Mais elle peut changer l’approche de réduction du bilan. Et cela pourrait être un autre élément du resserrement de la politique monétaire. Nous aurons probablement plus de détails à la prochaine réunion, en mai, une hausse en mai et les détails sur le RQ. Mais pour le moment, elle a certainement indiqué au marché qu’elle était très agressive sur l’orientation de la politique monétaire.
ANTHONY OKOLIE : J’aimerais parler un peu des risques quant à ses perspectives. Nous avons l’inflation. Nous avons le conflit entre la Russie et l’Ukraine. Selon vous, quels sont les autres risques importants qui pèsent sur l’approche de la Fed sur les taux d’intérêt en ce moment?
SCOTT COLBOURNE: Oui, nous avons des difficultés, comme la guerre entre l’Ukraine et la Russie. Il y a le choc de la COVID en Asie et en Chine. Des marchés financiers secoués et beaucoup d’incertitude. Il y a beaucoup d’incertitude dans les prévisions et l’élaboration des politiques. Mais je pense qu’en général, on en parle avec certains de nos collègues des autres services, comme les actions de répartition des actifs, nous entrons dans un régime de surprises et de chocs inflationnistes.
Contrairement à la capacité des banques centrales de faire face aux chocs du marché lorsque l’inflation était vraiment maîtrisée, nous avons la stratégie de la Fed, ou le soutien aux marchés financiers. Dans ce cas, l’inflation est une variable clé de la politique monétaire de la Fed, et elle ne va pas dans la bonne direction.
On ne peut pas compter sur la stratégie et la protection de la Fed. Nous avons donc beaucoup plus d’incertitude pour les marchés financiers et les rendements financiers futurs.
ANTHONY OKOLIE : J’aimerais aussi parler du dollar américain. Nous avons observé un léger rebond après l’annonce. À votre avis, comment le billet vert va-t-il évoluer?
SCOTT COLBOURNE: Je pense que le soutien du dollar américain va continuer, en particulier par rapport aux banques centrales qui ne répondent pas de la même façon que la Fed. De toute évidence, la Banque du Japon et, dans une moindre mesure, la Banque centrale européenne également.
Des pressions s’exerceront probablement sur l’Europe, sur l’euro, ce que nous appelons les programmes de financement, par rapport au dollar. Cela dit, le soutien général aux produits de base, le choc de l’offre sur les produits de base, stimule l’ajustement des échanges commerciaux dans un certain nombre de marchés émergents, ainsi qu’au Canada, en Australie et en Norvège, par exemple.

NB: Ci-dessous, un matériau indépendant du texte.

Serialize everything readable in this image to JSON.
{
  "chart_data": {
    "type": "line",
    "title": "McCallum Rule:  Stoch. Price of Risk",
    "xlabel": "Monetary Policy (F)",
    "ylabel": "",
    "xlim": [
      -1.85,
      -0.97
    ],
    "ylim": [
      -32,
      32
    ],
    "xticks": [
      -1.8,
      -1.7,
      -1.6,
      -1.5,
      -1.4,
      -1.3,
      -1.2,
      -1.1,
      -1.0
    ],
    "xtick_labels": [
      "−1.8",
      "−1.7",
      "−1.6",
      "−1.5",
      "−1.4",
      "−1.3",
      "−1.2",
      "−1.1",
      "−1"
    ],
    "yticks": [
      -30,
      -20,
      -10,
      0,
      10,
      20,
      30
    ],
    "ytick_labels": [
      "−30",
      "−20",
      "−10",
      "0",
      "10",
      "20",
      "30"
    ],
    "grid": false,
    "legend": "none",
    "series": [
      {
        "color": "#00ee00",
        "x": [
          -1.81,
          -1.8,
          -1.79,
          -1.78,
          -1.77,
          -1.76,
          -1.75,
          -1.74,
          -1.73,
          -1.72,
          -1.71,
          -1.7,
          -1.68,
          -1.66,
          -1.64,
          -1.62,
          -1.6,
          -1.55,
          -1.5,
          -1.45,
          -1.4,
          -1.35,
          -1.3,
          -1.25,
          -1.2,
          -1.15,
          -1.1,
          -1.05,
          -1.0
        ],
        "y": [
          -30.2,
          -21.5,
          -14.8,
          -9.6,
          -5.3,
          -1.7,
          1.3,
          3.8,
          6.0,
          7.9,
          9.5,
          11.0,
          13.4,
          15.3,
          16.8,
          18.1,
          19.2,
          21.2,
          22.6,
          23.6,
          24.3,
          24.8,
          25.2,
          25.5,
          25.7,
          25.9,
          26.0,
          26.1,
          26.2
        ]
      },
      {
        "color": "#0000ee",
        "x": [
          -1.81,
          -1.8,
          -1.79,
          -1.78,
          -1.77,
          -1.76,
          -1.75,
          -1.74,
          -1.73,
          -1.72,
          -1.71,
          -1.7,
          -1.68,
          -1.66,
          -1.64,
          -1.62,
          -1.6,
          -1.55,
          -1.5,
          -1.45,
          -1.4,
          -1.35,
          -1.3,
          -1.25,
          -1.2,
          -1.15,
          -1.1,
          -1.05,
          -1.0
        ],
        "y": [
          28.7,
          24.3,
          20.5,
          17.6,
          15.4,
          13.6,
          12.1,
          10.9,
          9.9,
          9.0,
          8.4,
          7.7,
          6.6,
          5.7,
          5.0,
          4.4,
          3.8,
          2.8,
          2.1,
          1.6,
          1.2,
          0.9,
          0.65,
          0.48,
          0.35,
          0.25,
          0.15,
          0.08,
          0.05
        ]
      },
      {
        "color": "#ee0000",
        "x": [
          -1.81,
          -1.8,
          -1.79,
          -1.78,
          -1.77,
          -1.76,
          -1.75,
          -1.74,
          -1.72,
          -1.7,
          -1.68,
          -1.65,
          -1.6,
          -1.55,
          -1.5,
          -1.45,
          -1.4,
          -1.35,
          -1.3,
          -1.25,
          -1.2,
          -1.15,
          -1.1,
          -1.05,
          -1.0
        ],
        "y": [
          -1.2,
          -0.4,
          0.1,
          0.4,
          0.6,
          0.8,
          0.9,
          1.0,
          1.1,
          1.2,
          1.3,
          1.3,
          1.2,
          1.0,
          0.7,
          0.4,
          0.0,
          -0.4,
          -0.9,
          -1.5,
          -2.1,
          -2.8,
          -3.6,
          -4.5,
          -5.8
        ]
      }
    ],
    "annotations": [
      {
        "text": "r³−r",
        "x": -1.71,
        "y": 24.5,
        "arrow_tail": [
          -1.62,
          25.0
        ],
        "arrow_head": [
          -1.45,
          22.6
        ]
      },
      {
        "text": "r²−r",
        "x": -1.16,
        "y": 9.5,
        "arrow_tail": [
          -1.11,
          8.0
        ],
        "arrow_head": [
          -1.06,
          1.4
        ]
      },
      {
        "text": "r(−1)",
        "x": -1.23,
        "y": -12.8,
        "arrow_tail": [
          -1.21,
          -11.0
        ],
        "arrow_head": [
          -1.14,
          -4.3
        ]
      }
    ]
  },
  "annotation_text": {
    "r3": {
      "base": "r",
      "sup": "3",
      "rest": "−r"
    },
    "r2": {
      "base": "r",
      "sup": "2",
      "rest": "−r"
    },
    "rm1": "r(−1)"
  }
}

Il y aura donc un contre-courant, disons avec le dollar canadien, qui est soutenu par une banque centrale qui répondra à la hausse de l’inflation et l’essor des produits de base mais contre l’agressivité de la Fed. Nous maintenons donc la relation entre dollars américains et dollars canadiens, avec un niveau légèrement plus fort pour les dollars canadiens.
ANTHONY OKOLIE : Scott, merci beaucoup d’avoir répondu à ces questions.
SCOTT COLBOURNE: Je vous en prie. C’est toujours un grand plaisir d’être là, avec vous. Merci.